News

Retrouvez ici nos nos dernières analyses, communiqués et opinions

Nous sommes antisionistes parce que…

Catégories : Communiqué

      Nous sommes antisionistes parce qu’on peut parler de conflit israélo-palestinien, de colonies et de murs, mais qu’on oublie souvent de dire que l’agression quotidienne vécu par les palestinien-ne-s ne date pas des années 80, ni de l’occupation israélienne en 1967, ni même de la création de l’état d’Israël en 1948. Le peuple palestinien est attaqué depuis plus d’un siècle. Il est attaqué au nom d’un projet clair, précis et explicite, qui est resté pratiquement le même de la fin du XIXème siècle à nos jours : le projet sioniste. En Palestine, il n’y a pas deux peuples qui se sont retrouvés là par hasard, mais le résultat d’un processus volontaire qui a pour objectif de remplacer un groupe humain, les palestinien-ne-s, par un autre, les juif-e-s d’Europe. Pas de « paix » possible en Palestine sans mettre un nom sur cette réalité.

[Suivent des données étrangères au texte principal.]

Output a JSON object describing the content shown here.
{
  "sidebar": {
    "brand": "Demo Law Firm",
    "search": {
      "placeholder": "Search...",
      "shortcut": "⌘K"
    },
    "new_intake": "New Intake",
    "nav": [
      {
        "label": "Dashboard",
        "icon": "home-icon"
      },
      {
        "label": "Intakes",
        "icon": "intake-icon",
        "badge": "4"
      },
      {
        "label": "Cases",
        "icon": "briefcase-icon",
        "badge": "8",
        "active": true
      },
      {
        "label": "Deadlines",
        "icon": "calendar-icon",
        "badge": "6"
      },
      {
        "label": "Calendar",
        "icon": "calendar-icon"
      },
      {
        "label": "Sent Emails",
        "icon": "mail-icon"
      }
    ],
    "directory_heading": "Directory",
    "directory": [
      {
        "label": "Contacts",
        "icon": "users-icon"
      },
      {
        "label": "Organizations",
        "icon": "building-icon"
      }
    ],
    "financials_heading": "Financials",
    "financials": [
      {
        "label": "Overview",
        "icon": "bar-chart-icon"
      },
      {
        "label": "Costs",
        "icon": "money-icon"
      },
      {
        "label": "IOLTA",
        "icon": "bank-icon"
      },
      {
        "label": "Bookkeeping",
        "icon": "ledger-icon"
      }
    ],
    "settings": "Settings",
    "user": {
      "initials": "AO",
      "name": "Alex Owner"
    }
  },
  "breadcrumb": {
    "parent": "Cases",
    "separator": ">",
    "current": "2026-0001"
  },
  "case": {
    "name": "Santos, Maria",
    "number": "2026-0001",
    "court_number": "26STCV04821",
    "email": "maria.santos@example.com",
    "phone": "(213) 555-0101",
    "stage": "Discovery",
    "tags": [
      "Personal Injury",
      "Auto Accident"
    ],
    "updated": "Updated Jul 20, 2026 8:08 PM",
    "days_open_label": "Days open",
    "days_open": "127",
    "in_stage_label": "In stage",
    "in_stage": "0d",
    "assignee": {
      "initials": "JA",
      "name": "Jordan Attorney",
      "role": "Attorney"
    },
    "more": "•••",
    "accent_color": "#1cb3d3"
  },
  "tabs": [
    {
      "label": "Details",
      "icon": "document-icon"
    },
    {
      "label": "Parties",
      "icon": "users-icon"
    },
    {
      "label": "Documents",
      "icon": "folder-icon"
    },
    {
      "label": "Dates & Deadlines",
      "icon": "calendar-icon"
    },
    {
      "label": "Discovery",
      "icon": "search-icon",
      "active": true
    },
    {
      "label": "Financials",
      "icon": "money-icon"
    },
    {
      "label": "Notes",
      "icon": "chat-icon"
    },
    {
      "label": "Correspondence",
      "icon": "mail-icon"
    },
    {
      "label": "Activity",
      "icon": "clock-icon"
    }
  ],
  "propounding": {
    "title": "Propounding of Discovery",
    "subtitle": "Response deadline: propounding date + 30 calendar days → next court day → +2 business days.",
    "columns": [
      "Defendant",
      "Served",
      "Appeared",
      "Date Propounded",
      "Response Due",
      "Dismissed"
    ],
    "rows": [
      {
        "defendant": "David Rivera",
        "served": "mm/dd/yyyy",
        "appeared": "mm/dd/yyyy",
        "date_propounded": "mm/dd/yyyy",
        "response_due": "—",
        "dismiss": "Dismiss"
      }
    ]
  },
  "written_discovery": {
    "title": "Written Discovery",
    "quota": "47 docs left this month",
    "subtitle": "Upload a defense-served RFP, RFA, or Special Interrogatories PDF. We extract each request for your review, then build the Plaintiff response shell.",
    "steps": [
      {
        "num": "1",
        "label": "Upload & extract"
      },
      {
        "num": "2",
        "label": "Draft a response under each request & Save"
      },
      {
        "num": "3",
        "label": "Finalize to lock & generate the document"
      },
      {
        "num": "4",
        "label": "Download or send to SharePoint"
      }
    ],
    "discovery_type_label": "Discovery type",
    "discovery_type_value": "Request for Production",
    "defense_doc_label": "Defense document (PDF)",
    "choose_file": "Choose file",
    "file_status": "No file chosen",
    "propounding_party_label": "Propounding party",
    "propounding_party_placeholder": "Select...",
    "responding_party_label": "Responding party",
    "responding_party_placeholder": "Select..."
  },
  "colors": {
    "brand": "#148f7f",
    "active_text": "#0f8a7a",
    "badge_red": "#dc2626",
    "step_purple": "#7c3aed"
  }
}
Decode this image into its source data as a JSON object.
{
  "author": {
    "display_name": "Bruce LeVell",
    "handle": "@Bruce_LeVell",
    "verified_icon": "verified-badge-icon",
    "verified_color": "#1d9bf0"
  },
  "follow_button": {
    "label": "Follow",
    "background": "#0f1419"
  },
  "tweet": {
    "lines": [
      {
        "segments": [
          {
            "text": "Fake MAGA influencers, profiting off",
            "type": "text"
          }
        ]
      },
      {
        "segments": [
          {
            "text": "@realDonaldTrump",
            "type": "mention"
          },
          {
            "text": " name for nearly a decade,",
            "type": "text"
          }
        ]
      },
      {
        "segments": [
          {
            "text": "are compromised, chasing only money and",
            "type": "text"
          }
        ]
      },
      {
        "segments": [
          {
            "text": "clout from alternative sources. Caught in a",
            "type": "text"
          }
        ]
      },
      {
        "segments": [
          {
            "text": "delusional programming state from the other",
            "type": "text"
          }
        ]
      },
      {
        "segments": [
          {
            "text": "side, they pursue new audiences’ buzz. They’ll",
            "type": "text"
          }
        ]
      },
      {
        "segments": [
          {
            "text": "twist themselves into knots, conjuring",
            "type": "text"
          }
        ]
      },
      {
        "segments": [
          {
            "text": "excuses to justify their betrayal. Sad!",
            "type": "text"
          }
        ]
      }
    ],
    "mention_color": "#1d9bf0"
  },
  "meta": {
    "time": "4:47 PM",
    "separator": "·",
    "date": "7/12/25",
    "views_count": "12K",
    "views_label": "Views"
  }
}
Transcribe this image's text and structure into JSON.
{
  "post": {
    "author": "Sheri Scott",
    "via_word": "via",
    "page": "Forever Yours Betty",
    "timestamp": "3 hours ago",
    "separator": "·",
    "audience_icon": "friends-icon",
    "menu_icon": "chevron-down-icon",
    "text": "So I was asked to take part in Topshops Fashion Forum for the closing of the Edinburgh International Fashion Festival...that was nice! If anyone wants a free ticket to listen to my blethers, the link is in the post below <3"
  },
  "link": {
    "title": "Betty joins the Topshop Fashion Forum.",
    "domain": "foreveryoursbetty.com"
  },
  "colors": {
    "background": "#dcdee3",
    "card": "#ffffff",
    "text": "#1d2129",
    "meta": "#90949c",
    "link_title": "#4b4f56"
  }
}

      Nous sommes antisionistes parce que le sionisme est un projet colonial, avec tout ce que ça suppose de violence sociale et politique. Ce projet a toujours eu pour but le contrôle d’un maximum du territoire de la Palestine. Avant même la création de l’état d’Israël, le mouvement sioniste s’est approprié des terres, a expulsé violemment des populations, a réprime toute expression collective palestinienne, a privé de droits sociaux et politiques tout un peuple. L’état israélien actuel est fondé sur cette violence. La politique israélienne actuelle n’est que la continuation de cette logique. Dès le début du XXème siècle, les futurs dirigeant-e-s d’Israël parlent ouvertement de séparation raciale entre les populations « juives » et « arabes » et de la nécessité de garder sous contrôle « l’expansion démographique arabe ». Depuis plus d’un siècle, le slogan sioniste est « une terre sans peuple pour un peuple sans terre »: dans cette vision, les palestinien-ne-s n’existent pas. Le projet sioniste, c’est la destruction de la Palestine et des palestinien-ne-s en tant que communauté cohérente et autonome. Accepter le sionisme, c’est accepter la destruction sociale, culturelle, politique et bien souvent physique d’un peuple, le peuple palestinien.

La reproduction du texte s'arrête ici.